PS pede demissão do ministro da Educação

RTP / Adicionar como fonte informativa

Eurico Brilhante Dias, líder parlamentar do Partido Socialista, prossegue as críticas ao processo de correção dos exames, acusando o executivo e em particular o ministro da Educação, de "incompetência".

"Durante a tarde, durante o período deste debate, três notícias. O EduQA afirmou que, afinal já não há link para consultar as provas", aponta o líder socialista. "Pela primeira vez desde 1999, pode não haver saída de notas com divulgação de resultados".

"Às 06h30 da tarde, as famílias receberam a mensagem da escola a dizer que não sabia quando seriam disponibilizadas as notas", acrescenta.

"Eu espero sinceramente que desminta estas notícias, de que não vai haver homologação das notas dos alunos para entrar no Ensino Superior e para terminar o Ensino Secundário", desafiou o socialista, dirigindo-se diretamente a Fernando Alexandre.  

"Esse lugar que ocupa já devia estar a ser ocupado por outra pessoa", afirma, num pedido de demissão do ministro da Educação.

Vários professores foram chamados hoje para classificar mais exames mas, ao final da tarde, ainda não tinham recebido as respsotas para avaliar.

A RTP apurou que muitos reportaram ausência de folhas de continuação ou páginas em branco.

Mesmo assim foi comunicado que deviam "classificar os itens como aparecem na plataforma", ou seja, incompletos. 

O Ministério da Educação esclareceu hoje que cabe às escolas decidir se disponibilizam a todos os alunos a cópia dos exames realizados sem que os encarregados de educação solicitem a consulta da prova.

"Os alunos vão ter acesso à sua prova digitalizada em PDF, através das escolas.

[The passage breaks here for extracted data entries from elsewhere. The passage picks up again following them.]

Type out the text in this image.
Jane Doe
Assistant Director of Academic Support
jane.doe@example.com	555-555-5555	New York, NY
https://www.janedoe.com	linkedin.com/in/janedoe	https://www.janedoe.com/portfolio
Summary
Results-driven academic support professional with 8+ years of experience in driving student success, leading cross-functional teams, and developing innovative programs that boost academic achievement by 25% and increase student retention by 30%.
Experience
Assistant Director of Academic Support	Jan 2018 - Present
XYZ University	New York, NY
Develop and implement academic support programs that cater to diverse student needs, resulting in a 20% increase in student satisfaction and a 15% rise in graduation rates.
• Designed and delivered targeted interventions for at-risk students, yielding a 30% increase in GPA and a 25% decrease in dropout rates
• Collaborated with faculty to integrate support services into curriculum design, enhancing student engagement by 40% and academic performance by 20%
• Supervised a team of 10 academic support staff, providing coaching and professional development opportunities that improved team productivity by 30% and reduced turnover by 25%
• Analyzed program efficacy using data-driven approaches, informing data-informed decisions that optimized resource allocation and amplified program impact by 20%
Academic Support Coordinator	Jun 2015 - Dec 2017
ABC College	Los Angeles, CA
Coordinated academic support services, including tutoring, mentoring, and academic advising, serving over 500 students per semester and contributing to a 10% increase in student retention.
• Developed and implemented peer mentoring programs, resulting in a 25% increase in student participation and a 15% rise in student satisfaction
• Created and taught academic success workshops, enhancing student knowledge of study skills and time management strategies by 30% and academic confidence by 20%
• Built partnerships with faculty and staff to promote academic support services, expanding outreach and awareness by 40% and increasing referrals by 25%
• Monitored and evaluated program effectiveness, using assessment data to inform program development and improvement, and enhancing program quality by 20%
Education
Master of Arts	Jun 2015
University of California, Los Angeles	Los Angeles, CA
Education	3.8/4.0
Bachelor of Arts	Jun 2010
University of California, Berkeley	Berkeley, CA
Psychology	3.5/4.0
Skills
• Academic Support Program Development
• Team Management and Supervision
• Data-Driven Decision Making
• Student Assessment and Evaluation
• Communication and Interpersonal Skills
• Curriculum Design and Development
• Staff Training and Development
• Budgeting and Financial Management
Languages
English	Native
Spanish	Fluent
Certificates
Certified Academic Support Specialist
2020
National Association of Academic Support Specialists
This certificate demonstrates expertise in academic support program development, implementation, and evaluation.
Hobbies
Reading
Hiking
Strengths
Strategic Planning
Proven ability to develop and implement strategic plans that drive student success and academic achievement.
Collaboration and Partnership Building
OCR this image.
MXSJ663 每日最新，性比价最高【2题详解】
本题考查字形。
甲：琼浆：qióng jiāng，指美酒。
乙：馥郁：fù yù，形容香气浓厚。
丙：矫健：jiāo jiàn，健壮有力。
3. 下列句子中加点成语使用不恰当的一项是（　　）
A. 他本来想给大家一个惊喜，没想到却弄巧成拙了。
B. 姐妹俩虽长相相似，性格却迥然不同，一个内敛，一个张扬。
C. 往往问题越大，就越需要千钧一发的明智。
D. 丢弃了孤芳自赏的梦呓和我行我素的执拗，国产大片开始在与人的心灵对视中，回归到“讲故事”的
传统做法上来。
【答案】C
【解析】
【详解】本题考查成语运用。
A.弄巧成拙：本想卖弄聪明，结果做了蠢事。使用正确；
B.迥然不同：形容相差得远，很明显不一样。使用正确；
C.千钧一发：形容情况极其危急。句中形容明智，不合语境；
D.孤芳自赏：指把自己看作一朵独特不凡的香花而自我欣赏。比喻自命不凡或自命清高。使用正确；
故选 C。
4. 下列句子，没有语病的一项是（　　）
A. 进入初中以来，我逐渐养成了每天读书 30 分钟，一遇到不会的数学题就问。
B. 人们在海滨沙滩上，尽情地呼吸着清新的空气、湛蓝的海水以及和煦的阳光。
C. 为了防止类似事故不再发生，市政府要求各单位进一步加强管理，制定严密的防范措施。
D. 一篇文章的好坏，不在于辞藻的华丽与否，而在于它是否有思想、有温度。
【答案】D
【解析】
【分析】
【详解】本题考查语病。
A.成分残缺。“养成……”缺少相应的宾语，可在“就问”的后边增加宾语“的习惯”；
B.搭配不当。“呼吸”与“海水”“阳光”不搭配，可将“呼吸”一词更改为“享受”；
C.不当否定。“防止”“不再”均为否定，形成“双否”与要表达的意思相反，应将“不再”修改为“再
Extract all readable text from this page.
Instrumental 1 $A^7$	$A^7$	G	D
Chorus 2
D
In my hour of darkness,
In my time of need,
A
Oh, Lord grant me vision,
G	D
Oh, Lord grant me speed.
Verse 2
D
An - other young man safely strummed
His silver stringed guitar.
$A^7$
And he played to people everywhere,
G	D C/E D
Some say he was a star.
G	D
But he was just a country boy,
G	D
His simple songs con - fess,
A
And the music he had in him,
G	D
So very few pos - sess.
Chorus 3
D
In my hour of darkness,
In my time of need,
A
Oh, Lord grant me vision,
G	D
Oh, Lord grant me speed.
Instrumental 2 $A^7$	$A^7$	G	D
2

Esse envio pode ser por iniciativa da escola ou a pedido do aluno", informou a tutela, em resposta à agência Lusa.

O esclarecimento surgiu depois de o presidente da Associação Nacional de Diretores de Agrupamentos e Escolas Públicas (ANDAEP) ter revelado que a cópia das provas só seria enviada mediante requerimento dos encarregados de educação.

Segundo Filinto Lima, a informação tinha sido transmitida aos diretores pelo Instituto de Educação, Qualidade e Avaliação (EduQA) durante a primeira sessão de esclarecimento sobre o processo de disponibilização das provas.

Na apresentação partilhada com os diretores durante a reunião, a que a Lusa teve acesso, o EduQA escreveu que o "aluno ou encarregado de educação apresenta o pedido para consulta de prova" e, posteriormente, "a direção da escola recebe e valida o pedido".

"A aplicação é usada para localizar e disponibilizar o PDF da prova ao aluno", refere o documento, acrescentando que "o envio pode ser feito por e-mail ou em suporte impresso".

De acordo com o gabinete de Fernando Alexandre, o instituto clarificou as indicações durante a segunda sessão, realizada às 16:00 de hoje.

"A mesma informação será explicitada no envio que o EduQA fará às escolas, com o guião de utilização da plataforma", acrescentou a tutela.

Segundo os diretores, a tutela vai disponibilizar uma plataforma eletrónica onde as escolas poderão carregar os exames nacionais em formato digital e associar a cada prova o endereço eletrónico do encarregado de educação.

Pela primeira vez este ano, os exames nacionais do ensino secundário estão a ser corrigidos em formato digital, mas o processo tem registado falhas técnicas desde o início e, devido aos constrangimentos, o ministério adiou os prazos inicialmente previstos.

As pautas deverão ser afixadas na sexta-feira, mas a publicação dos resultados depende da conclusão das classificações das mais de 300 mil provas realizadas.